I have this 2 dataframes.
import pandas as pd
data1 = {
'Product': ['product1', 'product2', 'product3'],
'Price': [200, 300, 400],
'Quantity': [10, 5, 20],
}
df1 = pd.DataFrame(data1, columns= ['Product','Price','Quantity'])
print(df1)
data2 = {
'Product': ['product1','product2','product4'],
'Price': [200, 1000,50],
}
df2 = pd.DataFrame(data2, columns= ['Product','Price'])
df1:
Product Price Quantity
0 product1 200 10
1 product2 300 5
2 product3 400 20
df2:
Product Price
0 product1 200
1 product2 1000
2 product4 50
I search for concatening and updating both to obtain this dataframe:
Product Price Quantity
0 product1 200 10
1 product2 1000 5
2 product3 -1 20
2 product4 50 NaN
This means that:
- New product in df2 (product4) has to be added with the available information (Price)
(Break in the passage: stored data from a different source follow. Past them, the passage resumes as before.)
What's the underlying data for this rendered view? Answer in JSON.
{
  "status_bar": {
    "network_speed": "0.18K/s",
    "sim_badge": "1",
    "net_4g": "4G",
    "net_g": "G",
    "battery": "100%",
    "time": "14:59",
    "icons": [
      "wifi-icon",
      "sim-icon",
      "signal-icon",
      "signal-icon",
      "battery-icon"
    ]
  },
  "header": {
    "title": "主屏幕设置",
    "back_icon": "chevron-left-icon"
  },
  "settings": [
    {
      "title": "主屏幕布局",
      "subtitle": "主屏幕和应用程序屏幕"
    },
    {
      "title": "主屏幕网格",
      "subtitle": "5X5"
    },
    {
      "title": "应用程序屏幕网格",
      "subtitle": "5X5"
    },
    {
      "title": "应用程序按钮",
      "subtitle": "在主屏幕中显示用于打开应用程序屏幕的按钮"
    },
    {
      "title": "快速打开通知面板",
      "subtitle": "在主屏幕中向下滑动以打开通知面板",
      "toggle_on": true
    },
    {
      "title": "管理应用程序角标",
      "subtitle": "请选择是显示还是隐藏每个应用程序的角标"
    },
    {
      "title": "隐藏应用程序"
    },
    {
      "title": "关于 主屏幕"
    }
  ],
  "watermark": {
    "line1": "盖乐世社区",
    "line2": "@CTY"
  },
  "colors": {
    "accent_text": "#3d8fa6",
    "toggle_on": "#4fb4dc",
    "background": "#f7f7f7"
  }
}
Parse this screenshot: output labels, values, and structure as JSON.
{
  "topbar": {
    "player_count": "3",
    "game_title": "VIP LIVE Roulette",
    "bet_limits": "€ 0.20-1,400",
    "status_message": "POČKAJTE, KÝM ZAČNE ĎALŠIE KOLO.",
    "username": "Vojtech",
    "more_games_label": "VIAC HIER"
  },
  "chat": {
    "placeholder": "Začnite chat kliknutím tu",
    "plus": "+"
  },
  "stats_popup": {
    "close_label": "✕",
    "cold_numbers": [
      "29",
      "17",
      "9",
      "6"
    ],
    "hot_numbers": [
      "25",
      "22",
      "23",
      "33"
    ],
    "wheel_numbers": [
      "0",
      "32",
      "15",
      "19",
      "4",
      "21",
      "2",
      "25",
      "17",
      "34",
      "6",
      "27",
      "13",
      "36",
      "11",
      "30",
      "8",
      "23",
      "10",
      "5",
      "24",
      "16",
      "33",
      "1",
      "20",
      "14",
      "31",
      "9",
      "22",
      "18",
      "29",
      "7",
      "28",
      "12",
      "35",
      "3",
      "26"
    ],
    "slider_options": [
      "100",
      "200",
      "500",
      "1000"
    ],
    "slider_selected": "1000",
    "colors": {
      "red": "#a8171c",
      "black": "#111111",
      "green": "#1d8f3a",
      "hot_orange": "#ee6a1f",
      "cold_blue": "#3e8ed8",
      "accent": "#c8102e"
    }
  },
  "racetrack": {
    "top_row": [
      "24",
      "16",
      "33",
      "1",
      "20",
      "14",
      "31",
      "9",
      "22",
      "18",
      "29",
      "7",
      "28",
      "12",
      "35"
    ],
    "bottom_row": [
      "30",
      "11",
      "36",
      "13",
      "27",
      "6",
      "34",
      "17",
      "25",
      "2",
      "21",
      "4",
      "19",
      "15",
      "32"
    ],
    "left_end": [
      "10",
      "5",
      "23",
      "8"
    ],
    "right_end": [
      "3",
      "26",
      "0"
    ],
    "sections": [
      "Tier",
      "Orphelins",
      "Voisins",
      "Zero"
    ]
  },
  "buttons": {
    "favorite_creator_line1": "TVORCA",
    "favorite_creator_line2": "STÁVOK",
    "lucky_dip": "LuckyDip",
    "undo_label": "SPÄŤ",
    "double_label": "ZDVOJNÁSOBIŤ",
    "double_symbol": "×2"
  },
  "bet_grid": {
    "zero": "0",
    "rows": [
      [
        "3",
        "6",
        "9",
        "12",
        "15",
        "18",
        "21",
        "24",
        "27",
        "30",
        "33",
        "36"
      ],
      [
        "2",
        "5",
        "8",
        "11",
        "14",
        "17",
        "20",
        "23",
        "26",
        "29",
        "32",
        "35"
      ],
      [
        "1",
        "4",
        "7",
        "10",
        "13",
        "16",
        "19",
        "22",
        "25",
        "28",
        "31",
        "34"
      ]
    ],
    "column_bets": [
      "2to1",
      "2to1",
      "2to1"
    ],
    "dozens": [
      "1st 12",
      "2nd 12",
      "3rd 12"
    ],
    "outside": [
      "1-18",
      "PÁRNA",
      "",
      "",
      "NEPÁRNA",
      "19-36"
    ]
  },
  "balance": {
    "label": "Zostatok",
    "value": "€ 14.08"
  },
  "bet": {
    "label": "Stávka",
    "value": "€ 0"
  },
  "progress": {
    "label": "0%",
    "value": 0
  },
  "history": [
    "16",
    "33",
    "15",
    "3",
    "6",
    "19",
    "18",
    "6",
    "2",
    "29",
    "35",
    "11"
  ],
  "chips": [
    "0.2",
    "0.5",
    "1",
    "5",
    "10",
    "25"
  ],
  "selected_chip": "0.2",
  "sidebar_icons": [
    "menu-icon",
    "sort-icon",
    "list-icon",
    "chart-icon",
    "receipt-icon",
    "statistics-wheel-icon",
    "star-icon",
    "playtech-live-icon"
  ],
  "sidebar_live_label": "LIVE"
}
- Product which is not in df2 should be kept with Price set to -1
- Product in df1 and df2 has to only has his price updated (product2)
- All other Products are kept the same.
Thank you for your help.
Product which is not in df2 should be kept with Price set to -1Worth mentioning that this implies that the price in df1 never affects the output dataframe. Either df2 overrides it, or df2 doesn't include it, so it will be set to -1. Is that intended?